The main strength of this work is the use of an inclusive systematic approach before focussing on CKD-specific PSIs. This process reduces the risk of missing CKD-specific PSIs that are reported in the general literature. The main weakness is an output that requires further work before application in research or clinical settings. Removal of near-duplicate PSIs, selection of uniform dosing and GFR-estimation criteria for individual agents, appraisal in light of present evidence and supplementation with PSIs for prescribing events that did not appear is needed. Such a process will involve expert appraisal and formal approaches to consensus development beyond the scope of this work. Chronic kidney disease-specific PSIs relating to a wide range of agents were found, but the frequency of PSIs relating to particular agents should not be seen as indicative of the clinical importance of individual agents, and may simply reflect the frequency with which these agents are used, and/or general familiarity with their CKD-specific risks [1].

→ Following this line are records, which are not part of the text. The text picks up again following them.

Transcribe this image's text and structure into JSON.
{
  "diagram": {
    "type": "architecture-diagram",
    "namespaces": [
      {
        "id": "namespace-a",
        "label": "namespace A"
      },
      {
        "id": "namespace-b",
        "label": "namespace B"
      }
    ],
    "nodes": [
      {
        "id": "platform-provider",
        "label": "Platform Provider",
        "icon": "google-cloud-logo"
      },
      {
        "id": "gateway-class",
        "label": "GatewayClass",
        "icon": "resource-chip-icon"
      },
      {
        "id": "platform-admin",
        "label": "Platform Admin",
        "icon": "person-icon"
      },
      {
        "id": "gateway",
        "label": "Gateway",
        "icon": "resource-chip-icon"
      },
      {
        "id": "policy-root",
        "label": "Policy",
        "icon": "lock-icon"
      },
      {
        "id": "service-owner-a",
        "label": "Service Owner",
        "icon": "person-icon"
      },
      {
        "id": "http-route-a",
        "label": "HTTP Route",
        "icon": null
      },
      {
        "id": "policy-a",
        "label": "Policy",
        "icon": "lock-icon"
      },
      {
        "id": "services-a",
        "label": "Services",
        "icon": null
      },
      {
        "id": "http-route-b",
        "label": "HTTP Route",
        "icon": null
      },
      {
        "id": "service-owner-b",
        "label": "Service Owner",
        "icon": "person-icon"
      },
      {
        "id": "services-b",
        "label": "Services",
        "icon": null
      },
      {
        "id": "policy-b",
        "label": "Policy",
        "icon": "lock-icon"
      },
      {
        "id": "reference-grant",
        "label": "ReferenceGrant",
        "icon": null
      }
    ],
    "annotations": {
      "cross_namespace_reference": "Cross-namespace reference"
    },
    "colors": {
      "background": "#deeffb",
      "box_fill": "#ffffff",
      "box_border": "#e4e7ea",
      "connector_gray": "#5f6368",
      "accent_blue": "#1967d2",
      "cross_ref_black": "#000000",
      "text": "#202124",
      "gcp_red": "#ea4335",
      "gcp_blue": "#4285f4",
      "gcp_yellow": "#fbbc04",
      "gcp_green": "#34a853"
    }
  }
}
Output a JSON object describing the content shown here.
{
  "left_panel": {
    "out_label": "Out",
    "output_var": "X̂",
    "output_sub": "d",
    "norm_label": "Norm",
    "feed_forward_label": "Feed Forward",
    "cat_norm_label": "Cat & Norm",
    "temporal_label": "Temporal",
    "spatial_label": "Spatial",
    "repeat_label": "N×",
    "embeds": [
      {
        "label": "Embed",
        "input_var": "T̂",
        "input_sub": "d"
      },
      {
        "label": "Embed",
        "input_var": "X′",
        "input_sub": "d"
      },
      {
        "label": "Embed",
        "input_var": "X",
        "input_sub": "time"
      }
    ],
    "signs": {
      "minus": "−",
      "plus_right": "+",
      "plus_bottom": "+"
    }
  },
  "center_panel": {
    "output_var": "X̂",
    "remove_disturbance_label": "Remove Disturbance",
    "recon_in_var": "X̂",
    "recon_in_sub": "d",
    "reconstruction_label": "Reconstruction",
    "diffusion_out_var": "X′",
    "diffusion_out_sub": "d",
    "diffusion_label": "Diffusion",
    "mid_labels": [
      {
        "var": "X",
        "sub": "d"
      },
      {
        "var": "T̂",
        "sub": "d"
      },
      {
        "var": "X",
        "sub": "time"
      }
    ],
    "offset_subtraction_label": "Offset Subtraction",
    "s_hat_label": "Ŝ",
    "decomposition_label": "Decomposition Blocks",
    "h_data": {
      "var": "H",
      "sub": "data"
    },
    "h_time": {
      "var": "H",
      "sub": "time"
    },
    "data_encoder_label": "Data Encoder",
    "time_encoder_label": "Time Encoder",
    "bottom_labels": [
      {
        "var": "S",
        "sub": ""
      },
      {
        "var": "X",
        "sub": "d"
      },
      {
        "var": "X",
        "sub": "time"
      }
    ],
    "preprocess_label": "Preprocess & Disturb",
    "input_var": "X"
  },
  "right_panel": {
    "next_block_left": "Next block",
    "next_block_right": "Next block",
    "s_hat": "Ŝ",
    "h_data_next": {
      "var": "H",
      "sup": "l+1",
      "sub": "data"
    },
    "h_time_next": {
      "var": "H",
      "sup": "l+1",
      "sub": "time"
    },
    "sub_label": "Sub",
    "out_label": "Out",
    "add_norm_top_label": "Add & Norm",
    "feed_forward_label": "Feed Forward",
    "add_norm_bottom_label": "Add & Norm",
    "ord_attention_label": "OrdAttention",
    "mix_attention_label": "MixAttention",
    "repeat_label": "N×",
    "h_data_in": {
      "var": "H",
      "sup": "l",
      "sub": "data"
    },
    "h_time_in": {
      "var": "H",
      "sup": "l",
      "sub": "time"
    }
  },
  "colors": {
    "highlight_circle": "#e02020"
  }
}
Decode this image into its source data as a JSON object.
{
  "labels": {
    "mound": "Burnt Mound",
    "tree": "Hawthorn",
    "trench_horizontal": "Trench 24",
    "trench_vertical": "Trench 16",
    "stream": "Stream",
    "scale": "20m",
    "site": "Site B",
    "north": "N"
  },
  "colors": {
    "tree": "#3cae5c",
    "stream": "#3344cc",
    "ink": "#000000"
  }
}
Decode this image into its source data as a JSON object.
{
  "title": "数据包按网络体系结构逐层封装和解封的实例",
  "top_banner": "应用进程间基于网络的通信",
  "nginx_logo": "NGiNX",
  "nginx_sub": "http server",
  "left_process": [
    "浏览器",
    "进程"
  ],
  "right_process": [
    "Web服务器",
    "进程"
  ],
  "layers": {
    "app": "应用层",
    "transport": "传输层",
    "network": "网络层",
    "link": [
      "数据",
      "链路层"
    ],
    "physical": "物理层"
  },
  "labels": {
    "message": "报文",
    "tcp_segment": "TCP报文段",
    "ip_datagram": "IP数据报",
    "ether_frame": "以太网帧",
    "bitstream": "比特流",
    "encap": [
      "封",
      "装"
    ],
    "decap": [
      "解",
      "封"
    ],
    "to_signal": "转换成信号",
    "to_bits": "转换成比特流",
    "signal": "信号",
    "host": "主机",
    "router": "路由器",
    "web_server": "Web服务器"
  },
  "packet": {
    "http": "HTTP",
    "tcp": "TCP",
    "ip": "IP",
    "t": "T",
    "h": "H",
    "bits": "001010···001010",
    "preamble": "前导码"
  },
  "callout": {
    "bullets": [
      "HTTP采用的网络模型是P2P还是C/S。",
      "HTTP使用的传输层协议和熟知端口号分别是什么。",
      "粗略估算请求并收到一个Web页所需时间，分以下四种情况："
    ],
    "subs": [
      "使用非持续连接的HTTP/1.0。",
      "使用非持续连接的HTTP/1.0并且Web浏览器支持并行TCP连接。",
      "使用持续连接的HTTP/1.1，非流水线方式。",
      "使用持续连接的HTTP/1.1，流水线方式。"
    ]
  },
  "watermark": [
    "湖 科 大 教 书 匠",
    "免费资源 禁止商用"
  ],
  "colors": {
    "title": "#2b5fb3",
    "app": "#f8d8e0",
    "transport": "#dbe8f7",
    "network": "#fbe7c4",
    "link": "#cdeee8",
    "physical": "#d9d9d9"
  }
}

This work focused on outpatient prescribing for individuals with CKD, so some agents well-known to present risks in kidney disease are not captured (e.g. intravenous aminoglycosides). Inpatient prescribing differs substantially from ambulatory settings, with acute illness, acute kidney injury and daily prescription review. A separate approach for collating and categorising PSIs relevant to this setting is required. A further limitation in this study is that a single author completed full text screening of articles recommended for inclusion thus posing a risk of PSIs being missed from the literature.

Conclusion

This study has collated a library of safety indicators relating to outpatient prescribing for people with CKD – a unique group with a higher proportion of prescribing challenges. The library generated could be used alone or alongside general PSIs to generate approaches for assessment of prescribing safety and quality for individuals and populations with CKD.